Cerita ini mengenai bagaimana Jerman pada setengah abad lalu belum memiliki banyak gelar juara seperti sekarang dan Hungaria kala itu bisa dibilang mempunyai reputasi permainan menyerang dengan total football versi mereka sendiri. Sebuah cerita mengenai bagaimana Jerman mensiasati The Mighty Magyars. Untuk anak-anak Jerman, mereka mengenal cerita ini dengan judul ”Das Wunder von Berne”.

Setahun sebelum gelaran Piala Dunia 1954 di Swiss, Inggris mengadakan friendly match dengan Hungaria, sang tamu merupakan peringkat pertama FIFA kala itu dan hampir 4 tahun tidak pernah kalah. Tetapi Inggris pun serupa, Wembley menjadi kandang angker dimana mereka selalu meraih hasil maksimal dengan sistem bermain WM karya Herbert Chapman yang dipuji-puji negara lain. Namun Inggris tidak akan siap dengan apa yang mereka hadapi hari itu, cikal bakal total football dari anak asuh Gusztav Sebes dan mungkin saja timnas terbaik yang tidak pernah mengangkat trofi Jules Rimet.

Sebes, pada 1953 silam memainkan social football menggunakan formasi 3-5-2 dimana Nandor Hidegkuti diplot sebagai deep-playing striker, mirip peran Rooney sekarang, dan hal ini merupakan sesuatu yang revolusioner pada masanya. Legenda sepak bola Inggris, Stanley Matthews, mengambarkan gaya permainan Hungaria waktu itu sebagai gabungan sepak bola Inggris yang banyak melibatkan para pemainnya berlari menusuk ke jantung pertahanan lawan dengan permainan operan pendek ala Amerika Selatan. Setelah hattrick dari Hidegkuti memberikan skor akhir 3-6, enam bulan kemudian Inggris mencoba menantang rasa penasaran mereka dengan berkunjung ke Budapest, hanya untuk menerima kekalahan kembali dengan hasil 7-1.

Di Piala Dunia 1954, pertemuan antara kedua finalis terjadi sejak fase grup. Jerman Barat, yang belum benar-benar pulih dari kondisi pasca perang berhadapan dengan tim terbaik di era tersebut. Tidak dapat dihindarkan, 8 gol pun bersarang di gawang Toni Turek hanya berbalas 3.

Dalam perjalanannya menuju final Puskas dkk berhasil membuat 25 gol dan kebobolan 7 gol diantaranya dari membabat Korea Selatan 9-0 dan mengalahkan Brasil serta Uruguay dengan 4-2. Sekedar perbandingan, Spanyol di 2010 mencetak 8 gol dan kemasukan 2, Italia di 2006 mencetak 12 gol berbanding 2 gol dan Brazil pada Piala Dunia 2002 berhasil memasukkan 18 gol dan kemasukan 4 gol, kalah jauh dengan selisih 18 gol Hungaria hingga semi final 1954, bahkan gelaran Piala Dunia kala itu memilki jumlah pertandingan yang lebih sedikit.
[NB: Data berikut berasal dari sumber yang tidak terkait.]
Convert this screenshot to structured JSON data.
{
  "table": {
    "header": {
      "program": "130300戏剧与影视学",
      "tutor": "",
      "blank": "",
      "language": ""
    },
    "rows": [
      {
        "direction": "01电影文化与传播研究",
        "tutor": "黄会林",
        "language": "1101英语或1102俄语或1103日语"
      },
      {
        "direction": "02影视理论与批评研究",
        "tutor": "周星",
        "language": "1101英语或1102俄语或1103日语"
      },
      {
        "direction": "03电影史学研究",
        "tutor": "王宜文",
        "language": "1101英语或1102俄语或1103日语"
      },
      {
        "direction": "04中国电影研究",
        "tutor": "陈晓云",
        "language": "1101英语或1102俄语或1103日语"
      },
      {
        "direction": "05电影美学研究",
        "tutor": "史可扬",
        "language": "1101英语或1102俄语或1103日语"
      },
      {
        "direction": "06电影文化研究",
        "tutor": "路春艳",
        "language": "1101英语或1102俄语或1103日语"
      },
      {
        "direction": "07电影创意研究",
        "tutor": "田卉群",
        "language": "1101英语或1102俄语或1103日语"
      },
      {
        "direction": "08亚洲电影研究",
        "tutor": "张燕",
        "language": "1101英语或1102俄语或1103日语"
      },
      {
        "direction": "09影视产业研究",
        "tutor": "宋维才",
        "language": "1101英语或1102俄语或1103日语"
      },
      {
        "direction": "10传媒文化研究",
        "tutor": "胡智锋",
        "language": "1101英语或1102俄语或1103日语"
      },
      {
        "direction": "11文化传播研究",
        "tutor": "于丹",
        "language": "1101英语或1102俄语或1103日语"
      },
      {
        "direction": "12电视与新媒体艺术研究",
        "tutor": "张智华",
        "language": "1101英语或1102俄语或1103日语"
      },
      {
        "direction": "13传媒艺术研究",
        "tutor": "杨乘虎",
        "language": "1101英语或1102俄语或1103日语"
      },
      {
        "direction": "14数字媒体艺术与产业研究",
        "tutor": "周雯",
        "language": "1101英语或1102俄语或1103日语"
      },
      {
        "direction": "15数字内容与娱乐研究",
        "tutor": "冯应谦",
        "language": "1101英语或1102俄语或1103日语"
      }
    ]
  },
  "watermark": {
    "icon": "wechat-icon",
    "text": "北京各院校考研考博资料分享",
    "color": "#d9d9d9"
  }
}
Hungaria dengan lini depan mereka yang diisi oleh Kocsis (11 gol), Hidegkuti (4), Puskas (3), Czibor (2) menapak final dengan jumlah gol per pertandingan paling tinggi disertai juga sebagai tim dengan rataan selisih gol yang tertinggi, praktis diperkirakan hanya mengalami formalitas ketika bertemu Jerman Barat di partai puncak yang berlangsung di kota Bern. Namun justru saat inilah Jerman Barat memiliki solusinya sendiri dan meraih gelar pertama mereka hingga kemudian salah satu timnas sepak bola terbaik di dunia.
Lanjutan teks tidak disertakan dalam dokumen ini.